Вы, чего доброго, сочтете меня бесчувственным. Но нет, в те секунды, когда моя рука (господин декан как раз дошел до моего первого, основополагающего труда о реформе уголовного права) сама вскинулась и нажала на спусковой крючок, я пережил сильнейший порыв чувств. Это был прекрасный миг, и я ни за что от него не отрекусь. Я не рассчитываю на Ваше понимание. Вам придется изобретать свой вариант реконструкции преступления — надо надеяться, достаточно гладкий, — чтобы убедить судей. С удовольствием предоставляю Вам возможность блеснуть интеллигентностью, эрудицией, чувством справедливости. Хотите, мы поделим работу? Вы берете на себя конструктивную часть, а на мою долю оставляете безумие — так мы вполне сумеем потрафить логике судебного расследования. Можете со спокойной душой спасать Вашу совесть правоведа за мой счет.

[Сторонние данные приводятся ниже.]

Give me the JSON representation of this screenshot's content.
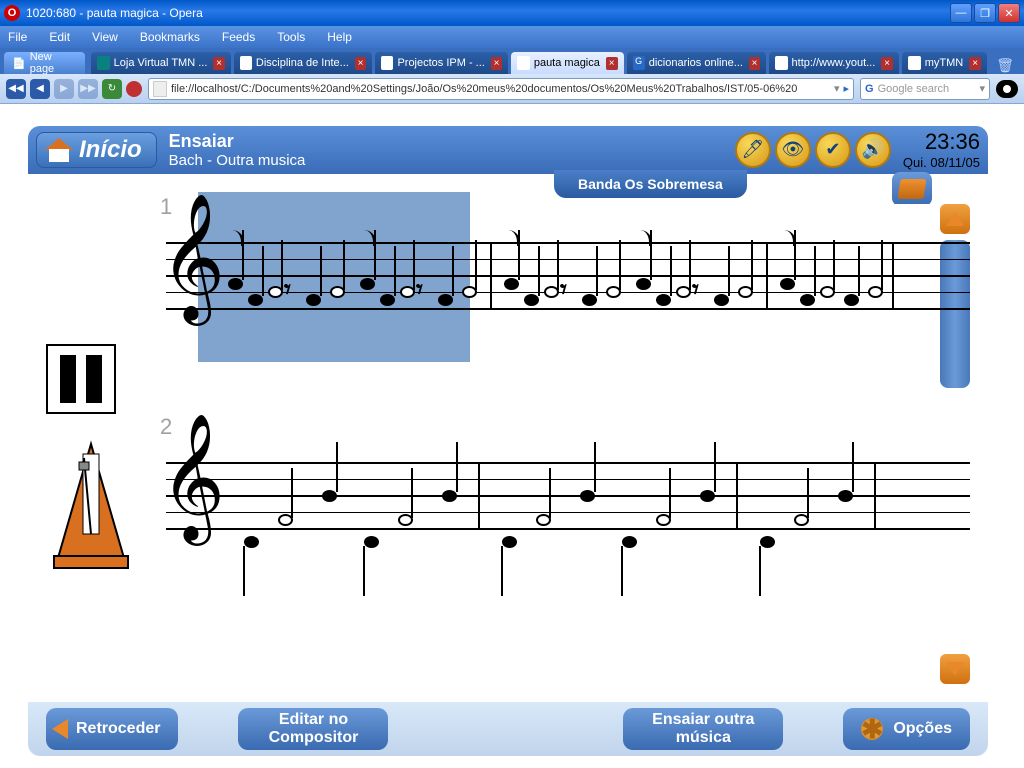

Остается объяснить, почему я появился на торжественной церемонии, имея при себе огнестрельное оружие. Значит, все-таки умысел, пусть и условный? Возможно, но, уж во всяком случае, не против господина декана, равно как и не против кого-либо еще из присутствующих — моей жены, к примеру, или против некоего врага. Ведь до вчерашнего дня считалось, что мы с женой живем, как принято говорить, в идеальном браке, а враги, если таковые у меня и имелись, что-то не спешили себя обнаружить. Впрочем, меня это теперь не волнует. Жена, осознав крушение нашего идеального союза, наверно, поймет, что пора что-то менять; перестав жить только мною и моими интересами, она, вероятно, еще сумеет пожить для себя. Что касается врагов, то они объявятся. Так что можете не сомневаться: Ваша обвинительная речь будет подхвачена сочувственной и мощной волной здоровой ненависти. Так зачем же, дорогой коллега, человеку вроде меня неделями таскать с собой огнестрельное оружие, заботливо перекладывая его из одного пиджака в другой? Может, потому, что ему, как швейцарскому офицеру, это оружие доверено и он обязан за ним следить? Разве такого объяснения мало? Если вдуматься, если пристально взглянуть на подоплеку моей жизни и моей карьеры — даже этого вполне достаточно, чтобы в один прекрасный день взять да и застрелиться. Пусть не сегодня и не завтра, но, согласитесь, в таком состоянии духа весьма утешительно ощущать тяжесть металла в кармане пиджака, знать, что у тебя есть оружие против всей этой дряни, которая липнет к тебе слизью успехов и почестей. Ведь самоубийство, равно как и покушение на самоубийство, уголовно ненаказуемо; современное правовое мышление, в развитие которого я внес столь весомый вклад (цитирую речь Вашего декана), слава богу, доросло и до этой истины. Прогрессу юстиции в этой области, несомненно, способствовал простейший житейский резон: самоубийца и так наказан с лихвой, он являет собой прямо-таки хрестоматийный пример осознания вины, в нем нагляднейшим образом воплощена нерасторжимость преступления и наказания. Потому-то я и не мог направить оружие против себя: это означало бы не уничтожить, а только усугубить мою славу, придав ей ореол личной трагедии. Думаю, этого вполне бы хватило для канонизации меня как мученика науки, пусть и с налетом демонизма.